My dad owned a lot of 8-track and cassette tapes. He loved music. Sometimes he played his favorite songs on our piano. He didn’t need the sheet music. He just played them by ear. I didn’t realize this was special as a kid. It was just something my dad could do.
When I was seven or eight, he passed along a cassette to me called Cruisin’ Classics. It had songs on it by the Supremes and Jackie Gleason and Marvin Gaye. I fell asleep listening to it all the time. There was a time in my life I couldn’t go to sleep without listening to music. It’s possible that falling asleep to that cassette, and all the others like it that my dad passed along to me, led directly to my dreams of one day falling in love with someone so much that it broke my heart.
One of my dad’s favorite songs I never remember him playing on the piano. I don’t remember ever hearing it on a cassette tape, either. I remember him whistling it all the time, though. And I remember those happy moments when he and I would be driving somewhere, and it would come on the radio and we would sing along to it. The song was Otis Redding’s “(Sittin On) The Dock of the Bay.” I can hear my dad whistling it whenever I think about it. Sometimes if I listen really hard, I can hear us singing, too. The whistling is louder, though. I don’t know why that is.
When he died, my sister and I found all kinds of music on my dad’s computer. Stuff I never really knew he loved. Songs like “Hurt” by Timi Yuro. “At Seventeen” by Janis Ian.

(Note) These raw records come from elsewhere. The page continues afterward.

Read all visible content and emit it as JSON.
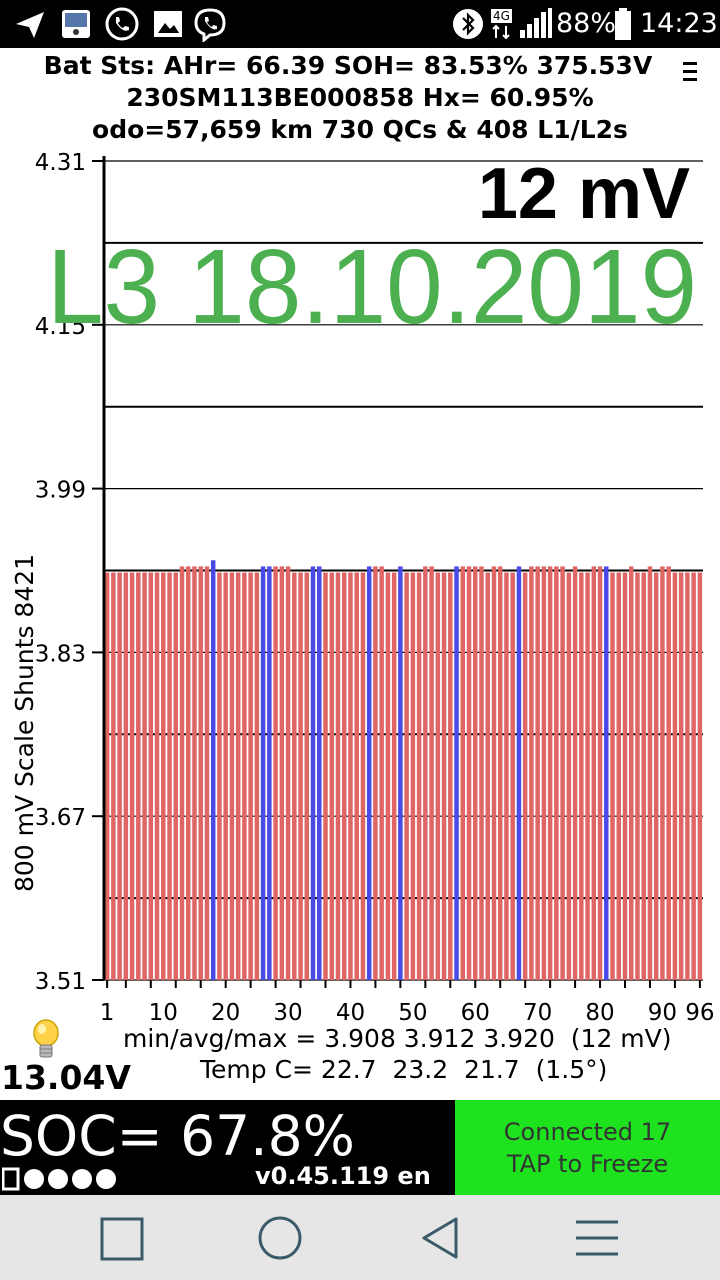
{
  "status_bar": {
    "battery_pct": "88%",
    "time": "14:23",
    "network": "4G",
    "icons": [
      "send-icon",
      "gallery-app-icon",
      "call-icon",
      "image-icon",
      "viber-icon",
      "bluetooth-icon",
      "network-4g-icon",
      "signal-icon",
      "battery-icon"
    ]
  },
  "header": {
    "line1": "Bat Sts: AHr= 66.39 SOH= 83.53% 375.53V",
    "line2": "230SM113BE000858   Hx= 60.95%",
    "line3": "odo=57,659 km 730 QCs & 408 L1/L2s"
  },
  "chart_data": {
    "type": "bar",
    "ylabel": "800 mV Scale   Shunts 8421",
    "ylim": [
      3.51,
      4.31
    ],
    "yticks": [
      "4.31",
      "4.15",
      "3.99",
      "3.83",
      "3.67",
      "3.51"
    ],
    "xlim": [
      1,
      96
    ],
    "xticks": [
      "1",
      "10",
      "20",
      "30",
      "40",
      "50",
      "60",
      "70",
      "80",
      "90",
      "96"
    ],
    "spread_label": "12 mV",
    "overlay_text": "L3 18.10.2019",
    "colors": {
      "cell": "#e06666",
      "shunt": "#4a4ae6",
      "overlay": "#4caf50"
    },
    "cells": 96,
    "min": 3.908,
    "max": 3.92,
    "shunted_cells": [
      18,
      26,
      27,
      34,
      35,
      43,
      48,
      57,
      67,
      81
    ],
    "raised_cells": [
      13,
      14,
      15,
      16,
      17,
      18,
      28,
      29,
      30,
      44,
      45,
      52,
      53,
      58,
      59,
      60,
      61,
      63,
      64,
      67,
      69,
      70,
      71,
      72,
      73,
      74,
      76,
      79,
      80,
      81,
      85,
      88,
      90,
      91
    ],
    "stats_line": "min/avg/max = 3.908 3.912 3.920  (12 mV)",
    "temp_line": "Temp C= 22.7  23.2  21.7  (1.5°)"
  },
  "aux_voltage": "13.04V",
  "soc": "SOC= 67.8%",
  "version": "v0.45.119 en",
  "connection_status": "Connected 17",
  "tap_hint": "TAP to Freeze",
  "nav": [
    "recent-apps-button",
    "home-button",
    "back-button",
    "menu-button"
  ]
}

So much ABBA. It turned out my dad had the heart of a fourteen-year-old girl. I felt closer to him that day than I had in a long time. I don’t know why death sometimes brings people to life the way it does, but it does. So it goes.
There was a lot of music from the film Easy Ryder on his computer, too. The Byrds did that album. There’s a song on it called “The Ballad of the Easy Ryder,” and we chose it to play at his funeral.
Here’s how part of that one goes:
The river flows
It flows to the sea
Wherever that river goes
That’s where I want to be
Flow river flow
Let your waters wash down
Take me from this road
To some other town
Go river go
Past the shaded tree
Flow river, flow
Flow to the sea
Flow to the sea
It wasn’t until I started writing this that I realized the song we picked for his funeral took me and my dad back to sitting in his truck, driving down some open road, dreaming about sitting on the dock of the bay, watching the tide roll away. The two of us together at the edge of the world. Just wasting time.
I started writing and thinking about all of this when I listened to Otis Redding: Live in London and Paris. “(Sittin’ On) The Dock of the Bay” isn’t even on this album.
Ghosts live in the strangest places.